Our Actions: We see this as an ongoing process and are aware that there are peer roles (as of this writing) that are not currently consistent with what is written here. We recognize that our roles are also influenced by the systems and programs within which we work. We do not wish to leave behind anyone who is committed to working toward these shared values and actions, even if there is a long way to go. The following are the actions we strive to include in our daily practice.
- We actively advocate and support people to find and use their own voice.
- We share our experiences, strengths and wisdom without giving unsolicited advice.
- Our primary responsibility is to those we support.
- We avoid speaking in diagnoses and pathologizing language and will not refer to people using words like ‘client,’ ‘consumer’ or other systematized terms.
- We respect the power of simply ‘being with’ (though it may appear to others that we are doing very little) and are flexible in spending time with people in this way.
- We consider the support of others in peer roles central to our work, including reaching out to people working in isolated environments.
- We stay connected to one another and our work by participating in meetings, events and gatherings geared toward learning and new ideas. We consider this an essential responsibility.
- We treat each other (and ourselves) with compassion, but not as fragile. We demonstrate this through a commitment to honesty, transparency and a willingness to work through conflict.
- We act as change agents within the system, sharing new ideas, challenging the status quo and inviting others to join us.
- We support a culture of questioning and asking ‘why’ to help both ourselves and those around us understand and be well informed about how practices and beliefs have been shaped.
- We are committed to being aware of and transparent about our own power and privilege in our roles and to examine that on an ongoing basis.
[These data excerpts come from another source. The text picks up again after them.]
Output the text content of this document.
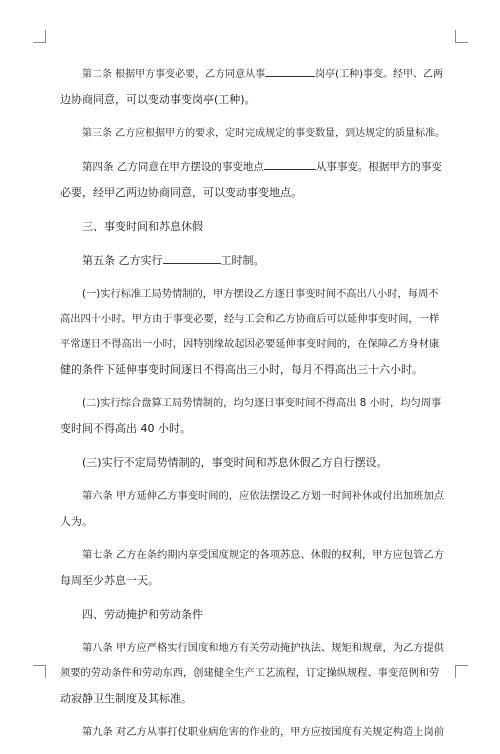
第二条 根据甲方事变必要，乙方同意从事	岗亭(工种)事变。经甲、乙两
边协商同意，可以变动事变岗亭(工种)。
第三条 乙方应根据甲方的要求，定时完成规定的事变数量，到达规定的质量标准。
第四条 乙方同意在甲方摆设的事变地点	从事事变。根据甲方的事变
必要，经甲乙两边协商同意，可以变动事变地点。
三、事变时间和苏息休假
第五条 乙方实行	工时制。
(一)实行标准工局势情制的，甲方摆设乙方逐日事变时间不高出八小时，每周不
高出四十小时。甲方由于事变必要，经与工会和乙方协商后可以延伸事变时间，一样
平常逐日不得高出一小时，因特别缘故起因必要延伸事变时间的，在保障乙方身材康
健的条件下延伸事变时间逐日不得高出三小时，每月不得高出三十六小时。
(二)实行综合盘算工局势情制的，均匀逐日事变时间不得高出 8 小时，均匀周事
变时间不得高出 40 小时。
(三)实行不定局势情制的，事变时间和苏息休假乙方自行摆设。
第六条 甲方延伸乙方事变时间的，应依法摆设乙方划一时间补休或付出加班加点
人为。
第七条 乙方在条约期内享受国度规定的各项苏息、休假的权利，甲方应包管乙方
每周至少苏息一天。
四、劳动掩护和劳动条件
第八条 甲方应严格实行国度和地方有关劳动掩护执法、规矩和规章，为乙方提供
须要的劳动条件和劳动东西，创建健全生产工艺流程，订定操纵规程、事变范例和劳
动寂静卫生制度及其标准。
第九条 对乙方从事打仗职业病危害的作业的，甲方应按国度有关规定构造上岗前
- We do not consider it consistent with our values to participate in activities that run the risk of further increasing power imbalances. This includes (but is not limited to):
- Involvement in medication administration
- Acting in the role of Representative Payee
- Routinely talking about people without them present in individual or team meetings
- Participating in routine documentation (e.g., progress notes)
- Reading
- Assessing, diagnosing or writing treatment plans or other system documents
- Any actions that make us complicit in force or coercion
13. We are also aware of our environment and how it may impact our ability to engage in mutual connections. We give input about elements of the environment not in our control (e.g., ‘staff only’ signs, institutional looking furniture, etc.). We avoid the following wherever possible:
- Wearing name tags or badges
- Meeting with desks between us
- Having individual/staff-only areas when not absolutely necessary
- Visibly carrying around lots of keys (especially where there are lots of locked doors)
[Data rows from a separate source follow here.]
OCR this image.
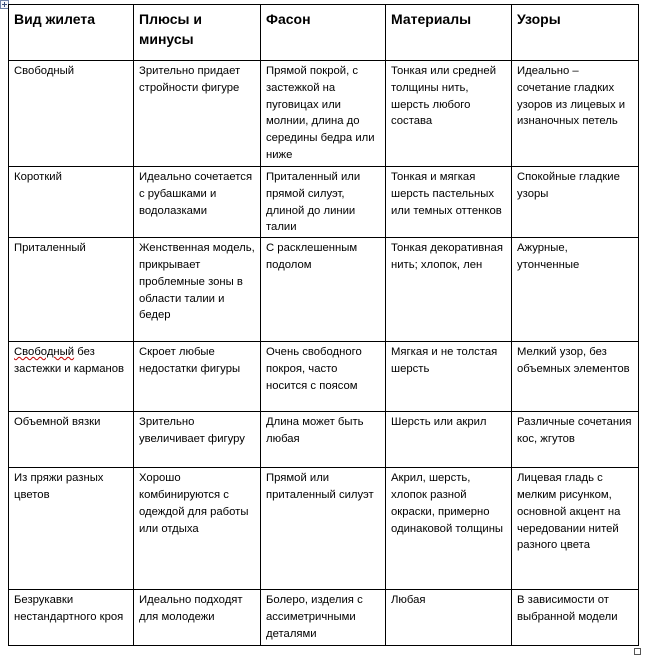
Вид жилета	Плюсы и минусы	Фасон	Материалы	Узоры
Свободный	Зрительно придает стройности фигуре	Прямой покрой, с застежкой на пуговицах или молнии, длина до середины бедра или ниже	Тонкая или средней толщины нить, шерсть любого состава	Идеально – сочетание гладких узоров из лицевых и изнаночных петель
Короткий	Идеально сочетается с рубашками и водолазками	Приталенный или прямой силуэт, длиной до линии талии	Тонкая и мягкая шерсть пастельных или темных оттенков	Спокойные гладкие узоры
Приталенный	Женственная модель, прикрывает проблемные зоны в области талии и бедер	С расклешенным подолом	Тонкая декоративная нить; хлопок, лен	Ажурные, утонченные
Свободный без застежки и карманов	Скроет любые недостатки фигуры	Очень свободного покроя, часто носится с поясом	Мягкая и не толстая шерсть	Мелкий узор, без объемных элементов
Объемной вязки	Зрительно увеличивает фигуру	Длина может быть любая	Шерсть или акрил	Различные сочетания кос, жгутов
Из пряжи разных цветов	Хорошо комбинируются с одеждой для работы или отдыха	Прямой или приталенный силуэт	Акрил, шерсть, хлопок разной окраски, примерно одинаковой толщины	Лицевая гладь с мелким рисунком, основной акцент на чередовании нитей разного цвета
Безрукавки нестандартного кроя	Идеально подходят для молодежи	Болеро, изделия с ассиметричными деталями	Любая	В зависимости от выбранной модели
An invitation to all: We are a part of a movement in the spirit of all civil rights movements that have come before us. We invite those of you who are working in provider roles to join us. Many of the values and actions contained herein do not need to be specific to ‘peer’ roles. We invite all organizations to make space for this work to be done in a real way. Change does not happen overnight and tension can be a natural and positive sign of progress. In the end, a truly healing system will lead us all to be more humble and human with one another.
Signed,
The Western Mass Peer Network
© Western Mass Peer Network, 2014. Please feel free to copy, reproduce, share and otherwise make use of this document as desired, provided you credit the Western Mass Peer Network for its origins.